DÜNYA

Ahmet Hakan'dan Fatih Altaylı'ya: Demirtaş Türkiyeli bir duruş sergiliyordu

Hürriyet Gazetesi Genel Yayın Yönetmeni Ahmet Hakan, Habertürk yazarı Fatih Altaylı'nın eski HDP Eş Genel Başkanı Selahattin Demirtaş üzerinden kendisine yönelttiği eleştirilere yanıt verdi. Hakan, "Demirtaş Türkiyeli bir duruş sergiliyordu" dedi.
Sitede oku

Hürriyet Gazetesi Genel Yayın Yönetmeni Ahmet Hakan, eski HDP Eş Genel Başkanı Selahattin Demirtaş ile 7 Haziran 2015'te düzenlenen genel seçim sürecinde gerçekleştirdiği programa değindi.

14 Ocak 2020'de yayımlanan yazısında kendisine "Hürriyet yazarı arkadaşımız, CHP ve İmamoğlu'nu 'terör bağlantılı' göstermek için ince ince 'dostane' yorumlar yapıyor. CHP yöneticilerinin eşleri ve kadın CHP yöneticileri Demirtaş’ın metinlerinden oluşan bir tiyatro oyununu izlemeye gitmişler. Burada maksat belli. 'CHP terör ile arasına mesafe falan koymuyor' diyor ama bunu 'sinsi' bir çakallıkla, moda tabiriyle 'sübliminal' bir biçimde hallediyor. İyi de sayın yazar, sen de aynı Demirtaş’la bağlama çalıp, türkü söylüyordun. Demirtaş o gün neyse bugün de o. Değişen tek şey senin patronun ve senin görevin" eleştirisini yönelten Habertürk yazarı Fatih Altaylı'ya yanıt veren Hakan, şunları kaydetti:

"Selahattin Demirtaş, bizim ekranımızda saz çalıp türkü söylerken manzara-i umumiye aşağı yukarı şöyle bir şeydi:

Bir umut doğmuştu. Süper bir umut... Artık silahlar bırakılacaktı... Kan dökülmeyecekti... Analar ağlamayacaktı... Siyaset tüm sorunların çözüm adresi olacaktı... HDP, iktidarla işbirliği yapmakta ve silahların bırakılmasında aktif bir rol oynamaktaydı... Orta Anadolu’nun en muhafazakâr kentlerinde bile iyimser bir bekleyiş vardı... Selahattin Demirtaş çıktığı televizyon programlarında Türkiyeli bir duruş sergiliyordu... ‘Şen olasın Ürgüp dumanın tütmez/Kıratım acemi konağı tutmaz’ diye orta Anadolu türküsü söylüyordu...

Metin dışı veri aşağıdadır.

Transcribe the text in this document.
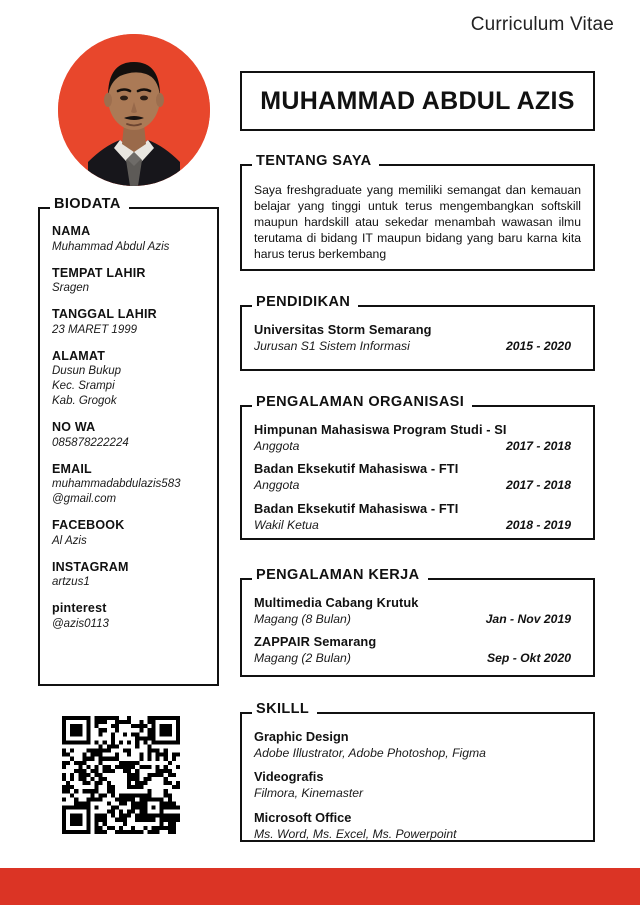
Curriculum Vitae
MUHAMMAD ABDUL AZIS
BIODATA
NAMA
Muhammad Abdul Azis
TEMPAT LAHIR
Sragen
TANGGAL LAHIR
23 MARET 1999
ALAMAT
Dusun Bukup
Kec. Srampi
Kab. Grogok
NO WA
085878222224
EMAIL
muhammadabdulazis583
@gmail.com
FACEBOOK
Al Azis
INSTAGRAM
artzus1
pinterest
@azis0113
TENTANG SAYA
Saya freshgraduate yang memiliki semangat dan kemauan belajar yang tinggi untuk terus mengembangkan softskill maupun hardskill atau sekedar menambah wawasan ilmu terutama di bidang IT maupun bidang yang baru karna kita harus terus berkembang
PENDIDIKAN
Universitas Storm Semarang
Jurusan S1 Sistem Informasi	2015 - 2020
PENGALAMAN ORGANISASI
Himpunan Mahasiswa Program Studi - SI
Anggota	2017 - 2018
Badan Eksekutif Mahasiswa - FTI
Anggota	2017 - 2018
Badan Eksekutif Mahasiswa - FTI
Wakil Ketua	2018 - 2019
PENGALAMAN KERJA
Multimedia Cabang Krutuk
Magang (8 Bulan)	Jan - Nov 2019
ZAPPAIR Semarang
Magang (2 Bulan)	Sep - Okt 2020
SKILLL
Graphic Design
Adobe Illustrator, Adobe Photoshop, Figma
Videografis
Filmora, Kinemaster
Microsoft Office
Ms. Word, Ms. Excel, Ms. Powerpoint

İşte bu ahval ve şerait içinde 7 Haziran seçimine gidildi.

Barışa susamış bu millet, Kürt siyasi hareketine ömrü hayatında görmediği oranda bir destek verdi:

Oy: Yüzde 13’ü aşıyordu.

Milletvekili sayısı: 80’i buluyordu.

Sonra bir şey oldu. Tuhaf bir şey...

PKK, birden cinayetler işlemeye başladı.

Bombalar patlattı, katliamlar yaptı.

Dağdaki baronlar, ‘Demirtaş hikâye, asıl olan biziz’ mesajı sarkıttı.

Tabii gözler hemen...

O zamana kadar ’Gelecekte Türkiye’nin lideri olacak’ diye birçoğumuzun hakkında bin bir umut beslediği Selahattin Demirtaş’a çevrildi.

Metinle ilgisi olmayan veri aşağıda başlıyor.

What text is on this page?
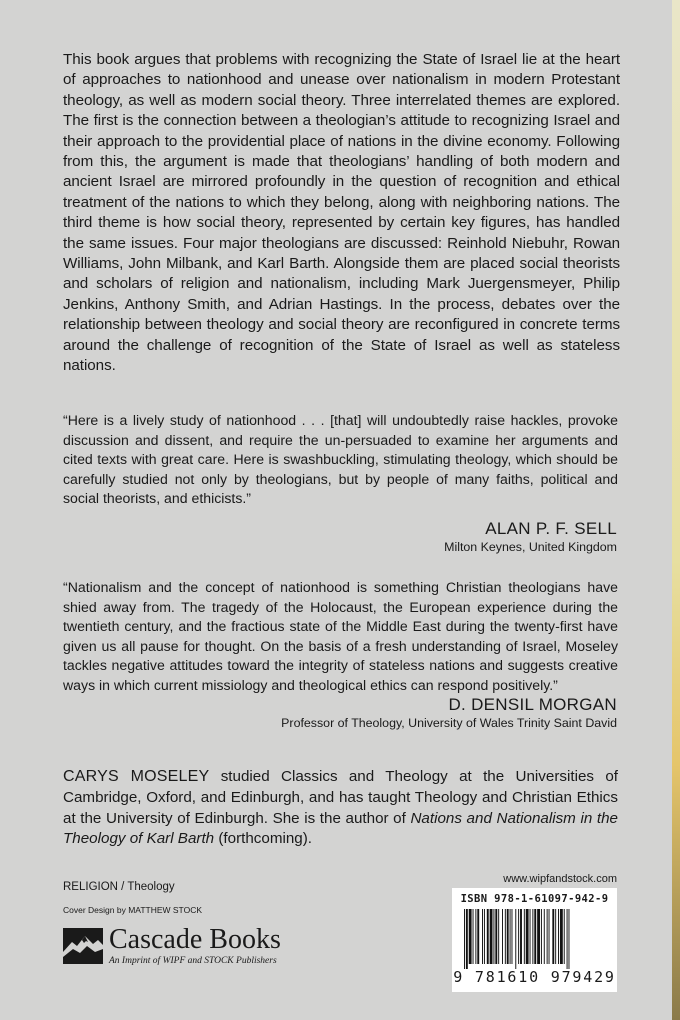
This book argues that problems with recognizing the State of Israel lie at the heart of approaches to nationhood and unease over nationalism in modern Protestant theology, as well as modern social theory. Three interrelated themes are explored. The first is the connection between a theologian’s attitude to recognizing Israel and their approach to the providential place of nations in the divine economy. Following from this, the argument is made that theologians’ handling of both modern and ancient Israel are mirrored profoundly in the question of recognition and ethical treatment of the nations to which they belong, along with neighboring nations. The third theme is how social theory, represented by certain key figures, has handled the same issues. Four major theologians are discussed: Reinhold Niebuhr, Rowan Williams, John Milbank, and Karl Barth. Alongside them are placed social theorists and scholars of religion and nationalism, including Mark Juergensmeyer, Philip Jenkins, Anthony Smith, and Adrian Hastings. In the process, debates over the relationship between theology and social theory are reconfigured in concrete terms around the challenge of recognition of the State of Israel as well as stateless nations.

“Here is a lively study of nationhood . . . [that] will undoubtedly raise hackles, provoke discussion and dissent, and require the un-persuaded to examine her arguments and cited texts with great care. Here is swashbuckling, stimulating theology, which should be carefully studied not only by theologians, but by people of many faiths, political and social theorists, and ethicists.”

ALAN P. F. SELL
Milton Keynes, United Kingdom

“Nationalism and the concept of nationhood is something Christian theologians have shied away from. The tragedy of the Holocaust, the European experience during the twentieth century, and the fractious state of the Middle East during the twenty-first have given us all pause for thought. On the basis of a fresh understanding of Israel, Moseley tackles negative attitudes toward the integrity of stateless nations and suggests creative ways in which current missiology and theological ethics can respond positively.”

D. DENSIL MORGAN
Professor of Theology, University of Wales Trinity Saint David

CARYS MOSELEY studied Classics and Theology at the Universities of Cambridge, Oxford, and Edinburgh, and has taught Theology and Christian Ethics at the University of Edinburgh. She is the author of Nations and Nationalism in the Theology of Karl Barth (forthcoming).

RELIGION / Theology
Cover Design by MATTHEW STOCK
Cascade Books
An Imprint of WIPF and STOCK Publishers
www.wipfandstock.com
ISBN 978-1-61097-942-9
9 781610 979429
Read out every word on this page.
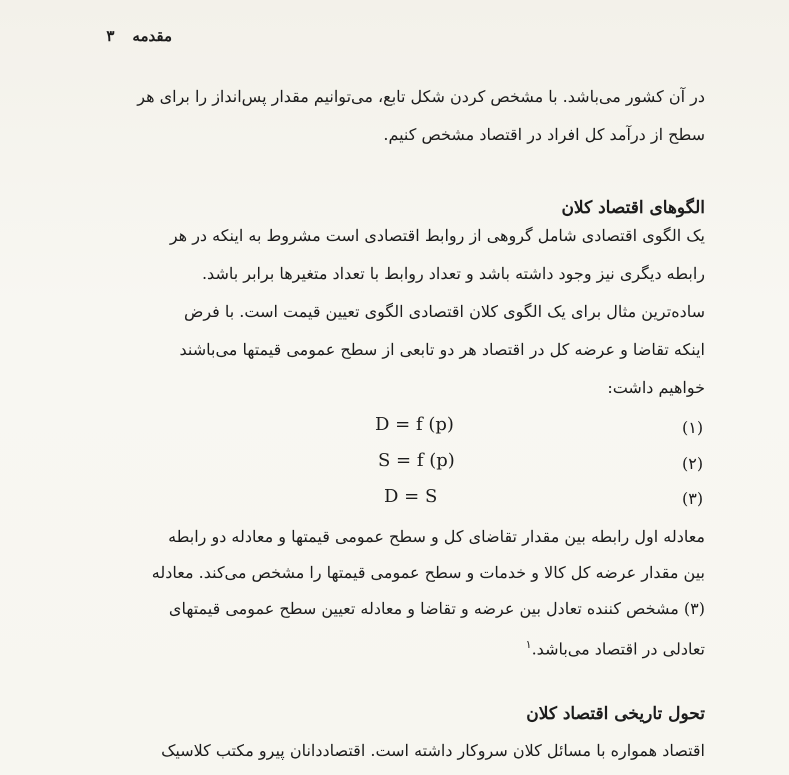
مقدمه
۳
در آن کشور می‌باشد. با مشخص کردن شکل تابع، می‌توانیم مقدار پس‌انداز را برای هر
سطح از درآمد کل افراد در اقتصاد مشخص کنیم.
الگوهای اقتصاد کلان
یک الگوی اقتصادی شامل گروهی از روابط اقتصادی است مشروط به اینکه در هر
رابطه دیگری نیز وجود داشته باشد و تعداد روابط با تعداد متغیرها برابر باشد.
ساده‌ترین مثال برای یک الگوی کلان اقتصادی الگوی تعیین قیمت است. با فرض
اینکه تقاضا و عرضه کل در اقتصاد هر دو تابعی از سطح عمومی قیمتها می‌باشند
خواهیم داشت:
D = f (p)	(۱)
S = f (p)	(۲)
D = S	(۳)
معادله اول رابطه بین مقدار تقاضای کل و سطح عمومی قیمتها و معادله دو رابطه
بین مقدار عرضه کل کالا و خدمات و سطح عمومی قیمتها را مشخص می‌کند. معادله
(۳) مشخص کننده تعادل بین عرضه و تقاضا و معادله تعیین سطح عمومی قیمتهای
تعادلی در اقتصاد می‌باشد.$^۱$
تحول تاریخی اقتصاد کلان
اقتصاد همواره با مسائل کلان سروکار داشته است. اقتصاددانان پیرو مکتب کلاسیک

Zannettik ki Selahattin Demirtaş...

Muazzam bir iş yapacak ve yumruklarını sıkıp dağdakilere...

Hop!’ diyecek.

‘Artık kan yok’ diyecek.

Katliam varsa yollarımız ayrılır’ diyecek.

Bomba varsa ben yokum’ diyecek.

Fakat heyhat!

Selahattin Demirtaş, bunların hiçbirini söylemedi, söyleyemedi.

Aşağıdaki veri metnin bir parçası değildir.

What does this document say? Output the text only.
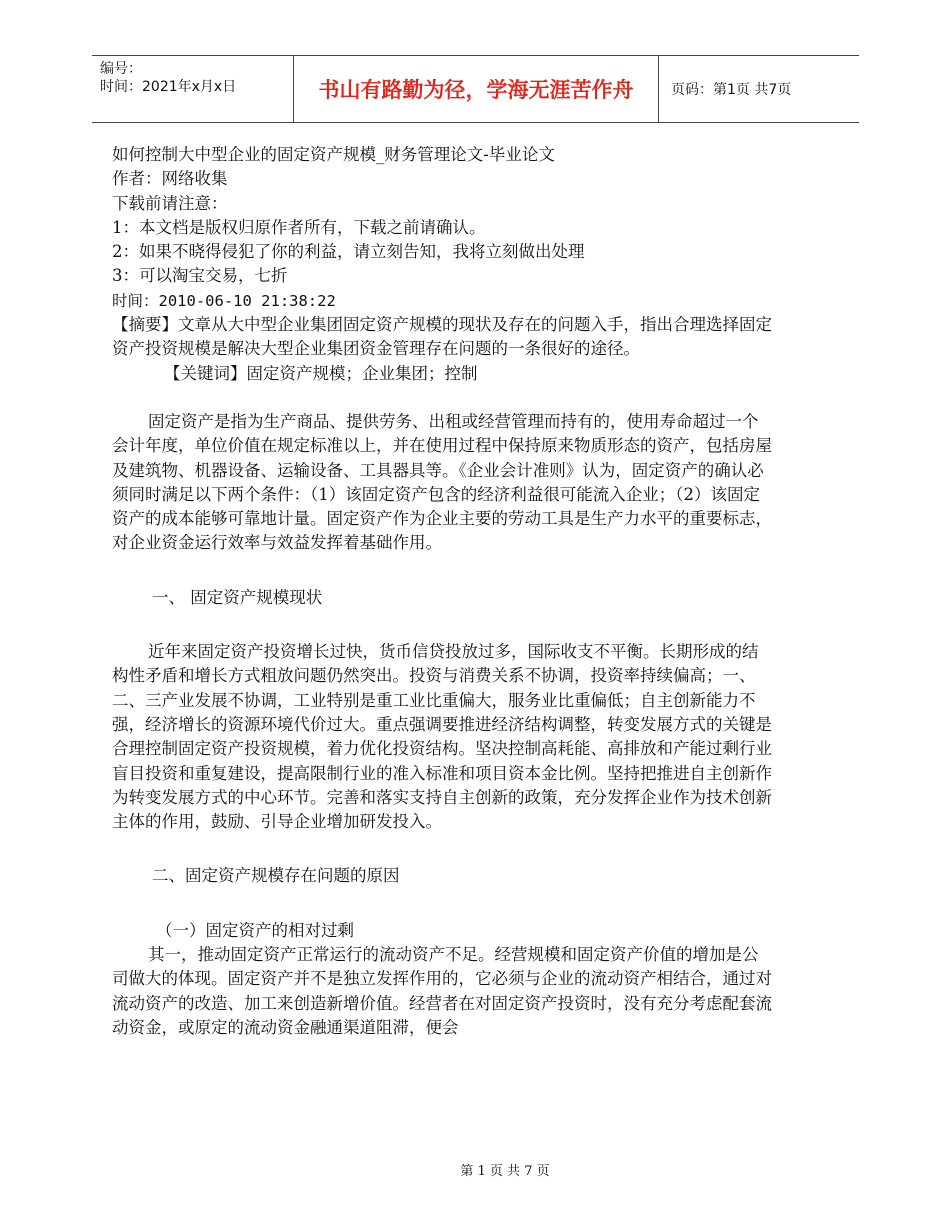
编号：
时间：2021年x月x日	书山有路勤为径，学海无涯苦作舟	页码：第1页 共7页

如何控制大中型企业的固定资产规模_财务管理论文-毕业论文

作者：网络收集

下载前请注意：

1：本文档是版权归原作者所有，下载之前请确认。

2：如果不晓得侵犯了你的利益，请立刻告知，我将立刻做出处理

3：可以淘宝交易，七折

时间：2010-06-10 21:38:22

【摘要】文章从大中型企业集团固定资产规模的现状及存在的问题入手，指出合理选择固定资产投资规模是解决大型企业集团资金管理存在问题的一条很好的途径。

【关键词】固定资产规模；企业集团；控制

固定资产是指为生产商品、提供劳务、出租或经营管理而持有的，使用寿命超过一个会计年度，单位价值在规定标准以上，并在使用过程中保持原来物质形态的资产，包括房屋及建筑物、机器设备、运输设备、工具器具等。《企业会计准则》认为，固定资产的确认必须同时满足以下两个条件：（1）该固定资产包含的经济利益很可能流入企业；（2）该固定资产的成本能够可靠地计量。固定资产作为企业主要的劳动工具是生产力水平的重要标志，对企业资金运行效率与效益发挥着基础作用。

一、 固定资产规模现状

近年来固定资产投资增长过快，货币信贷投放过多，国际收支不平衡。长期形成的结构性矛盾和增长方式粗放问题仍然突出。投资与消费关系不协调，投资率持续偏高；一、二、三产业发展不协调，工业特别是重工业比重偏大，服务业比重偏低；自主创新能力不强，经济增长的资源环境代价过大。重点强调要推进经济结构调整，转变发展方式的关键是合理控制固定资产投资规模，着力优化投资结构。坚决控制高耗能、高排放和产能过剩行业盲目投资和重复建设，提高限制行业的准入标准和项目资本金比例。坚持把推进自主创新作为转变发展方式的中心环节。完善和落实支持自主创新的政策，充分发挥企业作为技术创新主体的作用，鼓励、引导企业增加研发投入。

二、固定资产规模存在问题的原因

（一）固定资产的相对过剩

其一，推动固定资产正常运行的流动资产不足。经营规模和固定资产价值的增加是公司做大的体现。固定资产并不是独立发挥作用的，它必须与企业的流动资产相结合，通过对流动资产的改造、加工来创造新增价值。经营者在对固定资产投资时，没有充分考虑配套流动资金，或原定的流动资金融通渠道阻滞，便会

第 1 页 共 7 页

Ve tarihin kendisine ikram ettiği, ’geleceğin lideri olma’ şansını elinin tersiyle itti.

Dağlara karşı meydan okuması, tabii ki zordu. PKK’ya kafatutması, tabii ki yürek isterdi. Bir anda kestirip atması, tabii ki acayip riskliydi. Bölgenin kendine özgü koşullarını hiçe sayması, tabii ki tehlikeliydi.

İyi ama liderlik işte tam da böylesine zorlu anlarda ortaya çıkmaz mı?

Zorlu koşullarda yürek isteyen çıkışlar yaparsan... En riskli anlarda riski göze alan meydan okumalarda bulunursan... Tehlike belirdiği halde gözünü kırpmadan tehlikeyi hiçe sayarsan...

Lider olursun.

Selahattin Demirtaş işte bu şekilde lider olma fırsatını kaçırdı maalesef.

Lider olma fırsatını kaçırdığı gibi...

Hendek olaylarında, Kobani olaylarında falan çok ama çok kötü bir sınav verdi. Dağa meydan okuyacağına, dağa teslim oldu.

Bu hikâye keşke böyle bitmeseydi.

Ve Selahattin Demirtaş, ekranlarda ‘Şu karşı yaylada göç katar katar/Bir güzel sevdası serimde tüter/Bu ayrılık bana ölümden beter/Geçti dost kervanı eyleme beni’ diye türküler söylemeye devam etseydi.